Tribunal Pleno do TJD-RN devolve pontos a América e Potiguar no Campeonato Potiguar

O Campeonato Potiguar de 2026 teve um novo desdobramento na Justiça Desportiva. Em sessão do Tribunal Pleno do TJD-RN, foi modificada a decisão da Primeira Comissão Disciplinar que havia punido o América Futebol Clube e o Potiguar Seridoense com base no artigo 214 do Código Brasileiro de Justiça Desportiva (CBJD), que prevê perda de pontos por escalação de atleta irregular.
Por maioria, os auditores afastaram a aplicação do artigo 214 e concluíram que o caso se enquadra no artigo 191 do mesmo código, que trata do descumprimento de regulamento, sem a perda automática de pontos. As multas aplicadas aos clubes foram mantidas: o América foi multado em R$ 15 mil e o Potiguar em R$ 2 mil.
Seis auditores votaram contra o relatório original. Participaram da sessão os autores Dina Perez, Maurício Carrilho, George Veras, Ricardo Lucena, Glaydson Soares, Jonatas Brandão, Estelita Rocha e o presidente do TJD, Francisco Honório, que se absteve.
Essa alteração jurídica muda o cenário esportivo, pois com a devolução dos 18 pontos retirados, o América reassume a liderança da primeira fase do Estadual. A nova configuração também afeta o Globo Futebol Clube, que passa a ser considerado o segundo time rebaixado. O campeonato está suspenso à espera da consolidação dessa decisão ou de recurso para instância superior.

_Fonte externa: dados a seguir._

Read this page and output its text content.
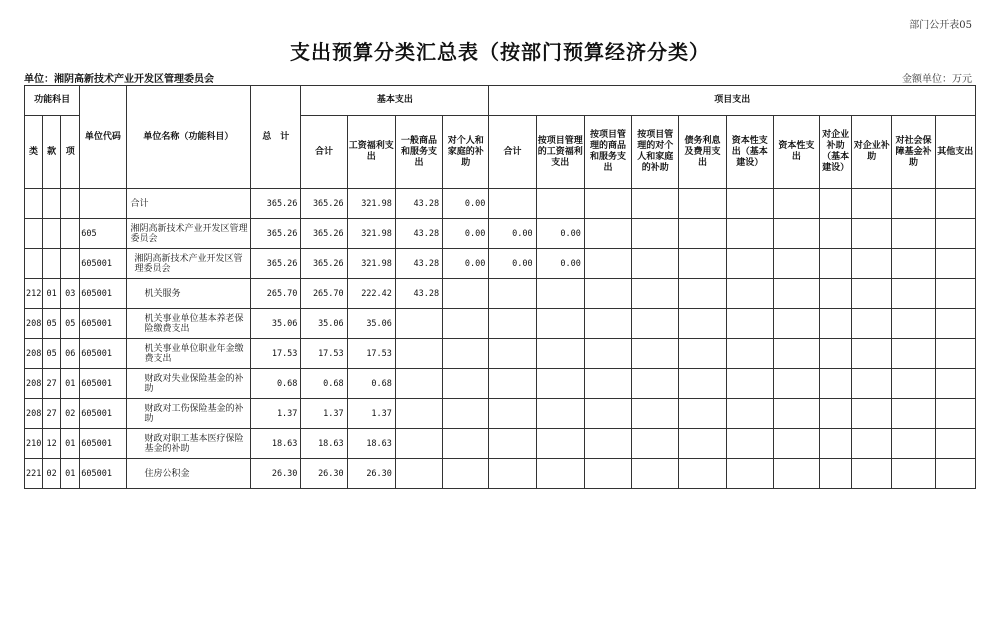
部门公开表05
支出预算分类汇总表（按部门预算经济分类）
单位：湘阴高新技术产业开发区管理委员会	金额单位：万元
功能科目			单位代码	单位名称（功能科目）	总　计	基本支出				项目支出										
类	款	项				合计	工资福利支出	一般商品和服务支出	对个人和家庭的补助	合计	按项目管理的工资福利支出	按项目管理的商品和服务支出	按项目管理的对个人和家庭的补助	债务利息及费用支出	资本性支出（基本建设）	资本性支出	对企业补助（基本建设）	对企业补助	对社会保障基金补助	其他支出
				合计	365.26	365.26	321.98	43.28	0.00											
			605	湘阴高新技术产业开发区管理委员会	365.26	365.26	321.98	43.28	0.00	0.00	0.00									
			605001	湘阴高新技术产业开发区管理委员会	365.26	365.26	321.98	43.28	0.00	0.00	0.00									
212	01	03	605001	机关服务	265.70	265.70	222.42	43.28												
208	05	05	605001	机关事业单位基本养老保险缴费支出	35.06	35.06	35.06													
208	05	06	605001	机关事业单位职业年金缴费支出	17.53	17.53	17.53													
208	27	01	605001	财政对失业保险基金的补助	0.68	0.68	0.68													
208	27	02	605001	财政对工伤保险基金的补助	1.37	1.37	1.37													
210	12	01	605001	财政对职工基本医疗保险基金的补助	18.63	18.63	18.63													
221	02	01	605001	住房公积金	26.30	26.30	26.30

O caso envolve a inscrição de três atletas que haviam completado 20 anos e ainda estavam registrados como não profissionais, sem atualização para contrato profissional no sistema federativo. Eles foram relacionados para partidas do Campeonato Potiguar, mas não atuaram. A primeira comissão entendeu que a simples inclusão dos atletas na súmula constituía irregularidade, aplicando o artigo 214 com perda de pontos.
No Pleno, a maioria dos auditores considerou que não houve irregularidade que desestabilizasse a competição, mas uma falha formal no cumprimento do regulamento, aplicando assim o artigo 191.

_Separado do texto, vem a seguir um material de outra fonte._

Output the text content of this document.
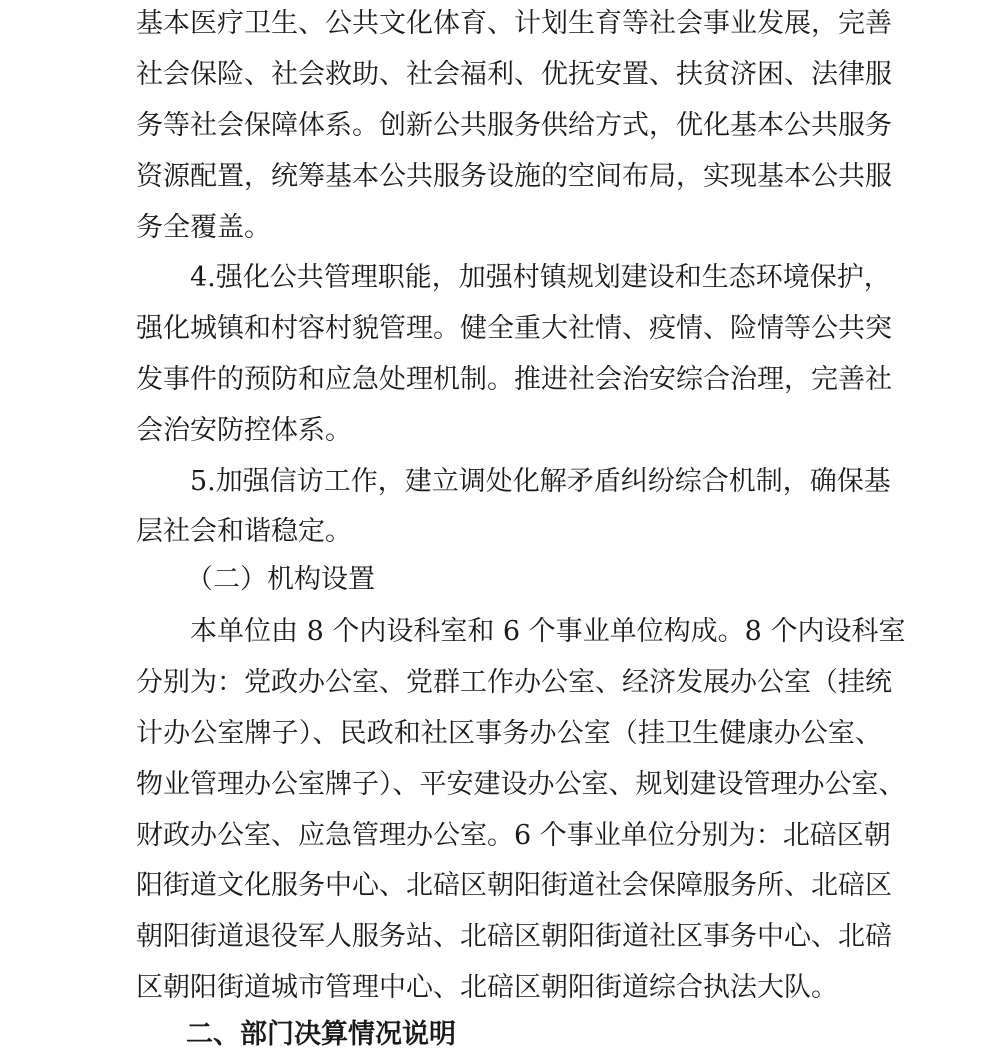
基本医疗卫生、公共文化体育、计划生育等社会事业发展，完善
社会保险、社会救助、社会福利、优抚安置、扶贫济困、法律服
务等社会保障体系。创新公共服务供给方式，优化基本公共服务
资源配置，统筹基本公共服务设施的空间布局，实现基本公共服
务全覆盖。
4.强化公共管理职能，加强村镇规划建设和生态环境保护，
强化城镇和村容村貌管理。健全重大社情、疫情、险情等公共突
发事件的预防和应急处理机制。推进社会治安综合治理，完善社
会治安防控体系。
5.加强信访工作，建立调处化解矛盾纠纷综合机制，确保基
层社会和谐稳定。
（二）机构设置
本单位由 8 个内设科室和 6 个事业单位构成。8 个内设科室
分别为：党政办公室、党群工作办公室、经济发展办公室（挂统
计办公室牌子）、民政和社区事务办公室（挂卫生健康办公室、
物业管理办公室牌子）、平安建设办公室、规划建设管理办公室、
财政办公室、应急管理办公室。6 个事业单位分别为：北碚区朝
阳街道文化服务中心、北碚区朝阳街道社会保障服务所、北碚区
朝阳街道退役军人服务站、北碚区朝阳街道社区事务中心、北碚
区朝阳街道城市管理中心、北碚区朝阳街道综合执法大队。
二、部门决算情况说明
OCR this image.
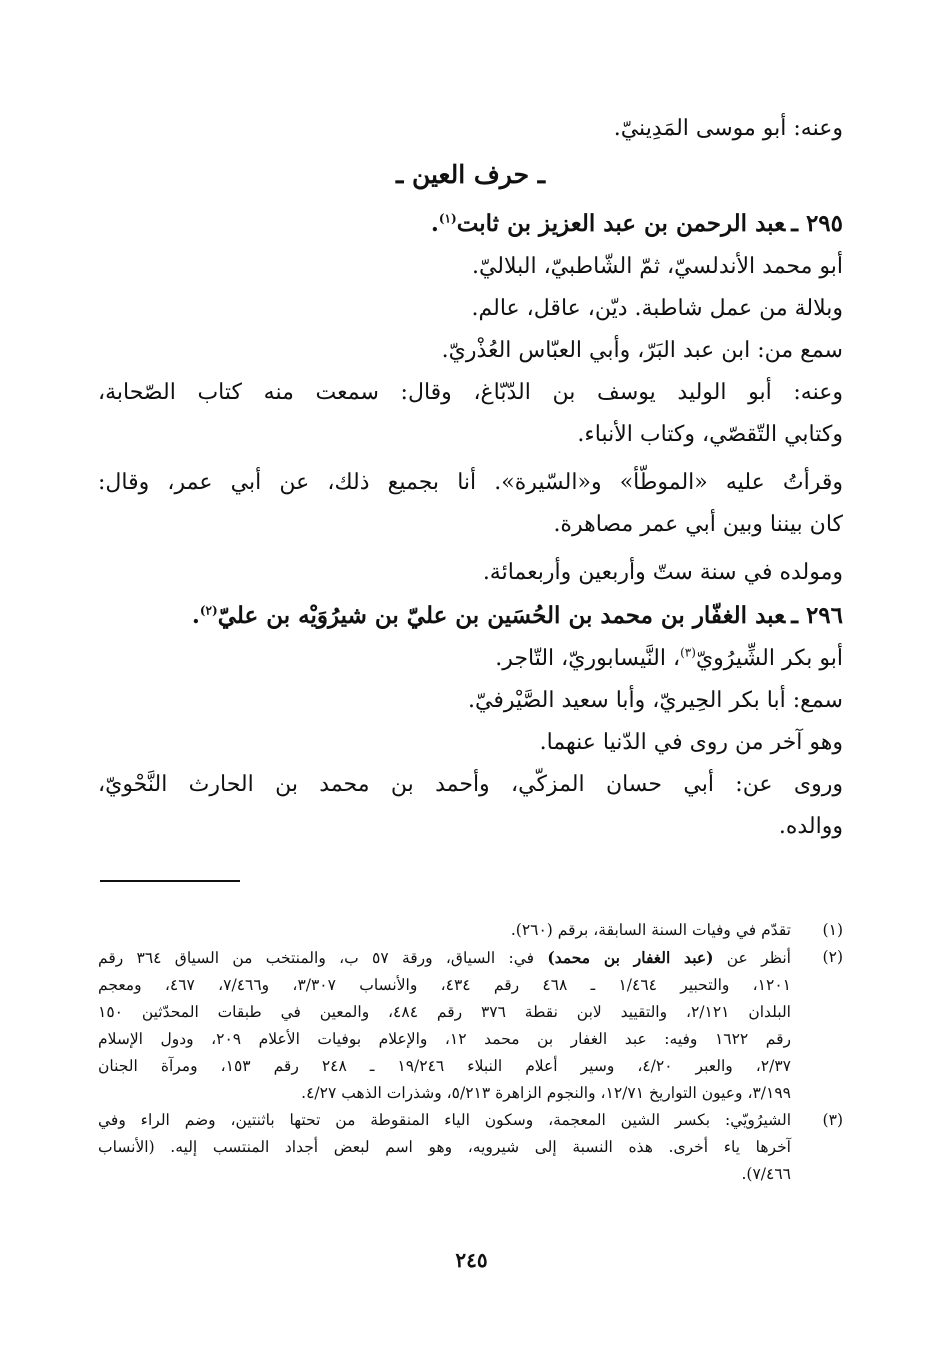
وعنه: أبو موسى المَدِينيّ.
ـ حرف العين ـ
٢٩٥ ـعبد الرحمن بن عبد العزيز بن ثابت$^{(١)}$.
أبو محمد الأندلسيّ، ثمّ الشّاطبيّ، البلاليّ.
وبلالة من عمل شاطبة. ديّن، عاقل، عالم.
سمع من: ابن عبد البَرّ، وأبي العبّاس العُذْريّ.
وعنه: أبو الوليد يوسف بن الدّبّاغ، وقال: سمعت منه كتاب الصّحابة،
وكتابي التّقصّي، وكتاب الأنباء.
وقرأتُ عليه «الموطّأ» و«السّيرة». أنا بجميع ذلك، عن أبي عمر، وقال:
كان بيننا وبين أبي عمر مصاهرة.
ومولده في سنة ستّ وأربعين وأربعمائة.
٢٩٦ ـعبد الغفّار بن محمد بن الحُسَين بن عليّ بن شيرُوَيْه بن عليّ$^{(٢)}$.
أبو بكر الشِّيرُويّ$^{(٣)}$، النَّيسابوريّ، التّاجر.
سمع: أبا بكر الحِيريّ، وأبا سعيد الصَّيْرفيّ.
وهو آخر من روى في الدّنيا عنهما.
وروى عن: أبي حسان المزكّي، وأحمد بن محمد بن الحارث النَّحْويّ،
ووالده.
(١)
تقدّم في وفيات السنة السابقة، برقم (٢٦٠).
(٢)
أنظر عن (عبد الغفار بن محمد) في: السياق، ورقة ٥٧ ب، والمنتخب من السياق ٣٦٤ رقم
١٢٠١، والتحبير ١/٤٦٤ ـ ٤٦٨ رقم ٤٣٤، والأنساب ٣/٣٠٧، و٧/٤٦٦، ٤٦٧، ومعجم
البلدان ٢/١٢١، والتقييد لابن نقطة ٣٧٦ رقم ٤٨٤، والمعين في طبقات المحدّثين ١٥٠
رقم ١٦٢٢ وفيه: عبد الغفار بن محمد ١٢، والإعلام بوفيات الأعلام ٢٠٩، ودول الإسلام
٢/٣٧، والعبر ٤/٢٠، وسير أعلام النبلاء ١٩/٢٤٦ ـ ٢٤٨ رقم ١٥٣، ومرآة الجنان
٣/١٩٩، وعيون التواريخ ١٢/٧١، والنجوم الزاهرة ٥/٢١٣، وشذرات الذهب ٤/٢٧.
(٣)
الشيرُويّي: بكسر الشين المعجمة، وسكون الياء المنقوطة من تحتها باثنتين، وضم الراء وفي
آخرها ياء أخرى. هذه النسبة إلى شيرويه، وهو اسم لبعض أجداد المنتسب إليه. (الأنساب
٧/٤٦٦).
٢٤٥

O relator Luiz Henrique Saldanha votou para manter a decisão inicial, defendendo que a inclusão em súmula de atleta irregular configurava violação que justificaria a perda de pontos para preservar a integridade do campeonato. Sua tese, porém, foi vencida.

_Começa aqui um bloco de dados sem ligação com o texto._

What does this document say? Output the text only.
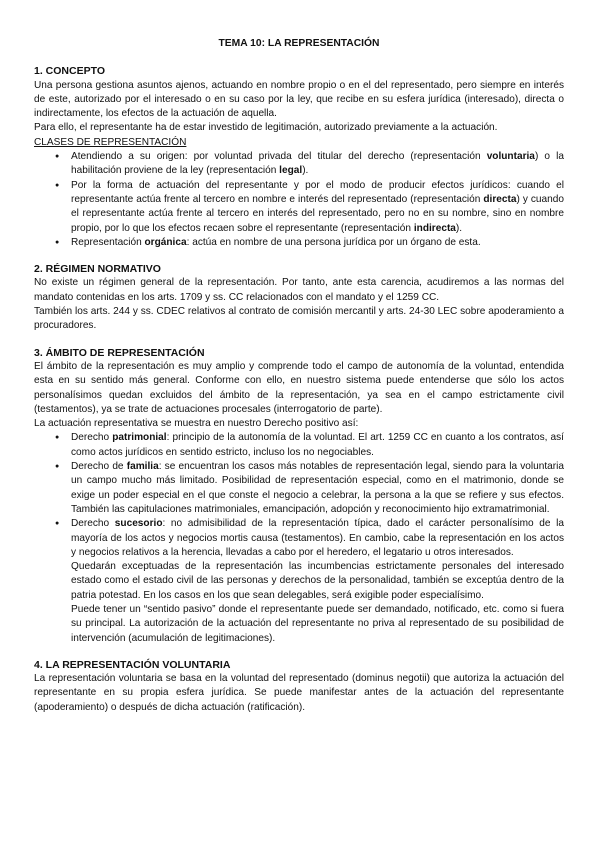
TEMA 10: LA REPRESENTACIÓN
1. CONCEPTO

Una persona gestiona asuntos ajenos, actuando en nombre propio o en el del representado, pero siempre en interés de este, autorizado por el interesado o en su caso por la ley, que recibe en su esfera jurídica (interesado), directa o indirectamente, los efectos de la actuación de aquella.

Para ello, el representante ha de estar investido de legitimación, autorizado previamente a la actuación.

CLASES DE REPRESENTACIÓN

● Atendiendo a su origen: por voluntad privada del titular del derecho (representación voluntaria) o la habilitación proviene de la ley (representación legal).
● Por la forma de actuación del representante y por el modo de producir efectos jurídicos: cuando el representante actúa frente al tercero en nombre e interés del representado (representación directa) y cuando el representante actúa frente al tercero en interés del representado, pero no en su nombre, sino en nombre propio, por lo que los efectos recaen sobre el representante (representación indirecta).
● Representación orgánica: actúa en nombre de una persona jurídica por un órgano de esta.
2. RÉGIMEN NORMATIVO

No existe un régimen general de la representación. Por tanto, ante esta carencia, acudiremos a las normas del mandato contenidas en los arts. 1709 y ss. CC relacionados con el mandato y el 1259 CC.

También los arts. 244 y ss. CDEC relativos al contrato de comisión mercantil y arts. 24-30 LEC sobre apoderamiento a procuradores.

3. ÁMBITO DE REPRESENTACIÓN

El ámbito de la representación es muy amplio y comprende todo el campo de autonomía de la voluntad, entendida esta en su sentido más general. Conforme con ello, en nuestro sistema puede entenderse que sólo los actos personalísimos quedan excluidos del ámbito de la representación, ya sea en el campo estrictamente civil (testamentos), ya se trate de actuaciones procesales (interrogatorio de parte).

La actuación representativa se muestra en nuestro Derecho positivo así:

● Derecho patrimonial: principio de la autonomía de la voluntad. El art. 1259 CC en cuanto a los contratos, así como actos jurídicos en sentido estricto, incluso los no negociables.
● Derecho de familia: se encuentran los casos más notables de representación legal, siendo para la voluntaria un campo mucho más limitado. Posibilidad de representación especial, como en el matrimonio, donde se exige un poder especial en el que conste el negocio a celebrar, la persona a la que se refiere y sus efectos. También las capitulaciones matrimoniales, emancipación, adopción y reconocimiento hijo extramatrimonial.
● Derecho sucesorio: no admisibilidad de la representación típica, dado el carácter personalísimo de la mayoría de los actos y negocios mortis causa (testamentos). En cambio, cabe la representación en los actos y negocios relativos a la herencia, llevadas a cabo por el heredero, el legatario u otros interesados.
Quedarán exceptuadas de la representación las incumbencias estrictamente personales del interesado estado como el estado civil de las personas y derechos de la personalidad, también se exceptúa dentro de la patria potestad. En los casos en los que sean delegables, será exigible poder especialísimo.
Puede tener un “sentido pasivo” donde el representante puede ser demandado, notificado, etc. como si fuera su principal. La autorización de la actuación del representante no priva al representado de su posibilidad de intervención (acumulación de legitimaciones).
4. LA REPRESENTACIÓN VOLUNTARIA

La representación voluntaria se basa en la voluntad del representado (dominus negotii) que autoriza la actuación del representante en su propia esfera jurídica. Se puede manifestar antes de la actuación del representante (apoderamiento) o después de dicha actuación (ratificación).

Na defesa dos clubes, o advogado Milton Jordão argumentou que os atletas estavam registrados e publicados no BID da CBF, integrando o sistema nacional, e que a falha era apenas na atualização contratual, um assunto trabalhista sem impacto esportivo direto. Segundo ele, o artigo 214 deve ser aplicado apenas em casos em que há lesão efetiva à integridade esportiva, e que, no caso, não houve vantagem ou desequilíbrio.
Por outro lado, o advogado Osvaldo Sestário defendeu a manutenção da punição, afirmando que o regulamento proíbe a participação de atletas não profissionais que completaram 20 anos sem contrato regularizado, e que a simples inscrição em súmula já configura infração suficiente para aplicar o artigo 214.
Com a decisão do Pleno, o campeonato tem um novo cenário, mas ainda não está definido de forma definitiva. A Procuradoria do TJD e os clubes têm três dias úteis para recorrer ao Superior Tribunal de Justiça Desportiva (STJD), que pode confirmar ou rever a decisão do TJD-RN.
Enquanto isso, a Federação Norte-rio-grandense de Futebol aguarda o desfecho judicial para retomar a competição. O que parecia uma decisão consolidada em primeira instância tornou-se uma reviravolta, com o América reassumindo a liderança e alterando a zona de rebaixamento.